From the moment I first began having a monthly menstrual cycle the cramping was always the worst pain I’ve ever felt in my life. When I was 15 my mom couldn’t bear to see me doubled over in pain crying on the bathroom floor so she scheduled my first visit with an OB/GYN. He did an exam and didn’t find anything. My diagnosis was PMS. He said some girls just have it worse than others but eventually they outgrow the symptoms after they have their first child. He put me on birth control hoping this would help with the cramping. That seemed to take the edge off for a little while.
I decided to go to another OB/GYN because the previous one wasn’t any help. However, this one stated same diagnosis. I had PMS and was dealt a bad hand from mother nature and would outgrow it. He put me on the Depo-Provera shot. Again things calmed down for a bit, but I was getting to where I was spotting and cramping with the shot meaning that treatment failed. I was an emotional wreck. I was missing school and work because of mother nature and the bad hand she had dealt me. I didn’t even want to see anymore doctors or take anymore pills. I had countless trips to the ER for severe cramping and heavy bleeding. No one could provide any answers. I then went and seen my final doctor at the age of 21.
During our first visit he discussed my pain and symptoms with me and he told me that he could already tell me what was wrong but he would need to do an exploratory surgery via laparoscopy to confirm my diagnosis. Huh? Surgery? Then he said, “I am positive you have endometriosis.” Endo what? What are you talking about? Of course I left his office and went home and Googled it.Wow! Every symptom listed I had! So I had the laparoscopy done and it was confirmed that I had endometriosis. He took pictures of before and after the treatment.I felt great after I recovered, finally pain free!!
About a year later I was back in the OR getting “cleaned” out again. This time I was told if I wanted children I needed to start trying now. I wasn’t married so starting a family wasn’t an option. Six months later I was scheduled another surgery to have my right ovary and tube out. I was told again to consider starting a family now if I wanted children. At this point my entire right ovary and tube were covered with endo and I had it behind my uterus. I wanted children, but I wasn’t “ready.” I was drained emotionally and physically. What was this evil monster living inside me and how do I get rid of it? I wanted no part of it . What was it trying to do? Take away my insides one piece at a time? The pain never really stopped. I had just learned to suck it up and deal with it the best I could.

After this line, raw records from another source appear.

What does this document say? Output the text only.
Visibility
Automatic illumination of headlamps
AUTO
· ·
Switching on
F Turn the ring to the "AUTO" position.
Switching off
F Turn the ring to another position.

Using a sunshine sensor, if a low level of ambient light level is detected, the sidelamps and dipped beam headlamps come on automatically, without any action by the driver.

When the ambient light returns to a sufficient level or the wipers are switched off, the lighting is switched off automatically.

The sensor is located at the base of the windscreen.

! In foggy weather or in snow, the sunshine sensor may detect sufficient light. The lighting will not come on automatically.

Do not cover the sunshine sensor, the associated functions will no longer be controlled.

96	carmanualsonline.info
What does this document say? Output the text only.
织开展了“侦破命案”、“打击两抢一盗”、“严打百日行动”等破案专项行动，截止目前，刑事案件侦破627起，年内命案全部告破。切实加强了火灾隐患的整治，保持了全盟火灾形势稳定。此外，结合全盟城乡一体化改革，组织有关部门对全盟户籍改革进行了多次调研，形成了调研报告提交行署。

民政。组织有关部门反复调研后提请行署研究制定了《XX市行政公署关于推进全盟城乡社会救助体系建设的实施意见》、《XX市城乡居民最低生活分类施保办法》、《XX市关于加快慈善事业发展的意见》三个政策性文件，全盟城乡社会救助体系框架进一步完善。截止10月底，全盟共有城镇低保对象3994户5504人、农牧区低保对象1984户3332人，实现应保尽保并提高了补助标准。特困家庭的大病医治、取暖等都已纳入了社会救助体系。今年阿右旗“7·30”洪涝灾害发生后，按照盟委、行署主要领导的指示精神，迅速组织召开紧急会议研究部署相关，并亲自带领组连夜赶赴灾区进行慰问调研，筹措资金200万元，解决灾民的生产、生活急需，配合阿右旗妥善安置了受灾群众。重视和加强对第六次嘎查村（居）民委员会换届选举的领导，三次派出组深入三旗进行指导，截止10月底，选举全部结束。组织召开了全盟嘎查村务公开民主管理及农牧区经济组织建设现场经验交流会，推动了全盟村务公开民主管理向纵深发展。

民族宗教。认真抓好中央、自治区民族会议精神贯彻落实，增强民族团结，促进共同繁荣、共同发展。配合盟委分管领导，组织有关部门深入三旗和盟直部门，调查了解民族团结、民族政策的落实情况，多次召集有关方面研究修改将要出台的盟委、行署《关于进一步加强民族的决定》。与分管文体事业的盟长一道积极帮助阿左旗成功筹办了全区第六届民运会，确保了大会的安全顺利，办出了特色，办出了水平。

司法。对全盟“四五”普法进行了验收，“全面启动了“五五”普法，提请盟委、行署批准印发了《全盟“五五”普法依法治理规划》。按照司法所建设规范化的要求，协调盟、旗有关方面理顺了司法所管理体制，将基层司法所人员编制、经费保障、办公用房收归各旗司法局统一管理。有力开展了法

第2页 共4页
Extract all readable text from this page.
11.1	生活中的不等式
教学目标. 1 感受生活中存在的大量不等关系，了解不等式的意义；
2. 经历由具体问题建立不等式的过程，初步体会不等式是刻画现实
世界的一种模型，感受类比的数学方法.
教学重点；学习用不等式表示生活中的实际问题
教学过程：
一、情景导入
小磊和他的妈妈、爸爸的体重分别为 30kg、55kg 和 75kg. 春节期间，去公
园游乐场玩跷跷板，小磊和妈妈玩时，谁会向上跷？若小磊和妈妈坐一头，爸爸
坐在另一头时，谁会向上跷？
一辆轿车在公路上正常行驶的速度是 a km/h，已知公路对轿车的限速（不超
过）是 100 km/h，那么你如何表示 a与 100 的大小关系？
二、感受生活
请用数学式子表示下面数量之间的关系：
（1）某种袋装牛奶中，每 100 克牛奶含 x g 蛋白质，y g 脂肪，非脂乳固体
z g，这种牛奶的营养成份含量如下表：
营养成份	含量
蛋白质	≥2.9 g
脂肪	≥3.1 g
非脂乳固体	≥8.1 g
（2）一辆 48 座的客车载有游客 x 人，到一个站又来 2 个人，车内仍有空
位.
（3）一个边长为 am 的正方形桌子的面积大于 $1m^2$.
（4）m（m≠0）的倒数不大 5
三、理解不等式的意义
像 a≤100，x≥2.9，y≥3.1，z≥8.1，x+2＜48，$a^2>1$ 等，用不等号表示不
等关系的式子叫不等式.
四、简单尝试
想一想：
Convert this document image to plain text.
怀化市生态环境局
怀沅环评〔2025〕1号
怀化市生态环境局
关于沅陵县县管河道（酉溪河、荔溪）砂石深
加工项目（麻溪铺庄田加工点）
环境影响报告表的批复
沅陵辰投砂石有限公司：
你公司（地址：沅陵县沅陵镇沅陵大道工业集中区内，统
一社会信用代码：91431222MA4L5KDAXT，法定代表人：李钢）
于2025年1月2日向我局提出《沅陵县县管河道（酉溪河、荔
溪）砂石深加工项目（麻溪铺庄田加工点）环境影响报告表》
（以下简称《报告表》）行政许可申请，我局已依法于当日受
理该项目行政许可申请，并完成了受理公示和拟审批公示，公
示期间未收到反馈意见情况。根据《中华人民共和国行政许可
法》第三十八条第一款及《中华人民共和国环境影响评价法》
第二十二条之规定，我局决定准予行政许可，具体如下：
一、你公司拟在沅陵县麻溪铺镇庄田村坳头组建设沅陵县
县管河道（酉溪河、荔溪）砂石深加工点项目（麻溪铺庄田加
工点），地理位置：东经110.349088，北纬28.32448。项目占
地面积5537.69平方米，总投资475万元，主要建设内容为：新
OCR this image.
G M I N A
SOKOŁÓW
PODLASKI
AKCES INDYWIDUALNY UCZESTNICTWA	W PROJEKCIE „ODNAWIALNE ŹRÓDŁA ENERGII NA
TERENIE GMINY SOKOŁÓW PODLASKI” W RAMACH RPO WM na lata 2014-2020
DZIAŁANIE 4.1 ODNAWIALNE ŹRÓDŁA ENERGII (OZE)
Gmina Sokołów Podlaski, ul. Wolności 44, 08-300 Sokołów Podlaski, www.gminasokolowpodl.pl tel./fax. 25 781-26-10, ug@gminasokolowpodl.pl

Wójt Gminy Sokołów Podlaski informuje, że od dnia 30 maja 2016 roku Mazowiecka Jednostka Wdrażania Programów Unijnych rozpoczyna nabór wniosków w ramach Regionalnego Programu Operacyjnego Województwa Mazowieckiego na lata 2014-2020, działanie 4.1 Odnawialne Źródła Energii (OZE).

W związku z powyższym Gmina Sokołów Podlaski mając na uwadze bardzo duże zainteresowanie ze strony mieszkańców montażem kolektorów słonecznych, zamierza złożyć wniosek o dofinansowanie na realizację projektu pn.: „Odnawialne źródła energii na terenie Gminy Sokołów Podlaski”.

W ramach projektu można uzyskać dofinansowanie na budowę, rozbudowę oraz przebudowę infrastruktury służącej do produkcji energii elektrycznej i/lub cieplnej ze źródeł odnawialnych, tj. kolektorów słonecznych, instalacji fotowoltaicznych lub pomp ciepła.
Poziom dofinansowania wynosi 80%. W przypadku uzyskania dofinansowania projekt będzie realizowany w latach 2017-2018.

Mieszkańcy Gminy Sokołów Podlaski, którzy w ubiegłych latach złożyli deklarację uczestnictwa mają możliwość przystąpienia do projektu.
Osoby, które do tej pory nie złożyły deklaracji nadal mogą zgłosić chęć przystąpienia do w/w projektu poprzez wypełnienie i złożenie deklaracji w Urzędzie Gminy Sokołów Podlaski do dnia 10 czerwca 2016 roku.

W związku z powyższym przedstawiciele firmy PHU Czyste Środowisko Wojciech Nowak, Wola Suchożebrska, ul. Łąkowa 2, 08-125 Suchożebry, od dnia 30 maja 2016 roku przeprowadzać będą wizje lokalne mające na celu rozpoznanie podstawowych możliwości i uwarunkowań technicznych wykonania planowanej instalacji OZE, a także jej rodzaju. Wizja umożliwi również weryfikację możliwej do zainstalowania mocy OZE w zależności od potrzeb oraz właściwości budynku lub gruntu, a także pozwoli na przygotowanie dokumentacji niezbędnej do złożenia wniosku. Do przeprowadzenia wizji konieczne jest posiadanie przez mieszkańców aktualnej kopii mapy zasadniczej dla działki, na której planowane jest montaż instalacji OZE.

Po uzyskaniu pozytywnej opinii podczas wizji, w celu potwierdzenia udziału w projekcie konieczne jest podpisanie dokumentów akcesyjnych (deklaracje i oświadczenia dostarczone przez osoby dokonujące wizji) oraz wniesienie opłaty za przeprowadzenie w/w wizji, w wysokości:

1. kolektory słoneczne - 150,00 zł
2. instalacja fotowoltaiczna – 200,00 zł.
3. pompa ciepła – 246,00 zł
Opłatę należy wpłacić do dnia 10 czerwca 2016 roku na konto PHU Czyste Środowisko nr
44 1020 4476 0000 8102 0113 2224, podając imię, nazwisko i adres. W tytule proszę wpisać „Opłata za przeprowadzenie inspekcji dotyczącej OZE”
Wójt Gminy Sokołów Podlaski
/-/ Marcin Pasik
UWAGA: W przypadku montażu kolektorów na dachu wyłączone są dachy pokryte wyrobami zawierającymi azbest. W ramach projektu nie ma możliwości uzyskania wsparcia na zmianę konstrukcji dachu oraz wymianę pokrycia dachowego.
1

I eventually couldn’t take the pain any longer and the doctor put me on a shot called Lupron. This shot makes your body think you’re going through menopause. Aside from the hot flashes and mood swings I felt “normal.” After my treatment was up (we opted to do a six month trial), I was sitting in the doctors office crying in pain. That was it, I had exhausted all options. I was scheduling a hysterectomy for the following week. I cried the whole way home. I was defeated. I was saying goodbye to my unborn babies, to my “womanhood.” I was 22 yeas old and entering into permanent menopause. My God what was happening? I was told having a hysterectomy was not a cure. I knew the odds and I was at the end of my rope with endometriosis.
I had 11 years free of pain. Last December I started having period cramps all over again. Had there been any female part left inside I’m pretty sure they would have fallen out! My doctor couldn’t understand how I had done so well and out of no where have pain again. He tried different hormones and a nerve medication all to no avail. My pain was on one side only and he was thinking it was my colon. He scheduled a laparoscopy with a cystoscopy and sure enough the endo had reared its ugly head once again. He was baffled. I was cleaned out and thankfully my colon and bladder were endo free. At that moment I knew there was no escaping this disease. People can’t comprehend what it’s like to be me. I do not look sick. I have no visual scars of this disease. But inside I do and endometriosis is real. I try not to think about how many more years or months I will have pain free, because I never really do. Some days are easier to deal with than others. But one thing is certain, I will never stop fighting like a girl!
The informational content of this article is intended to convey a personal experience and, because every person’s experience is unique, should not be relied upon as a substitute for professional healthcare advice.
This story is intended to convey a personal experience and, because every person’s experience is unique, should not be relied upon as a substitute for professional healthcare advice.
I just want to hug you! Well, all the gals on here, but your story really resonates with me for some reason. I’m 32 and experiencing many of the same symptoms you shared. I have an appt this month with a new GYN who I think will be very helpful in figuring out what is wrong, though I suspect I already know the answer to that. All the previous GYNs I’ve been to just threw BC pills at me – I don’t want to cover the symptoms, I want to know what’s wrong! But at the same time, I’m very scared to find out – I don’t know if I’m ready to hear that I may not be able to have kids. I get so frustrated that so many girls are told to deal with their pain and it’s normal to have wonky cycles. I’m sorry – but if it’s wonky enough to warrant a trip to the doctor, I think we deserve more than pandering! Blessings to you as you continue on your journey!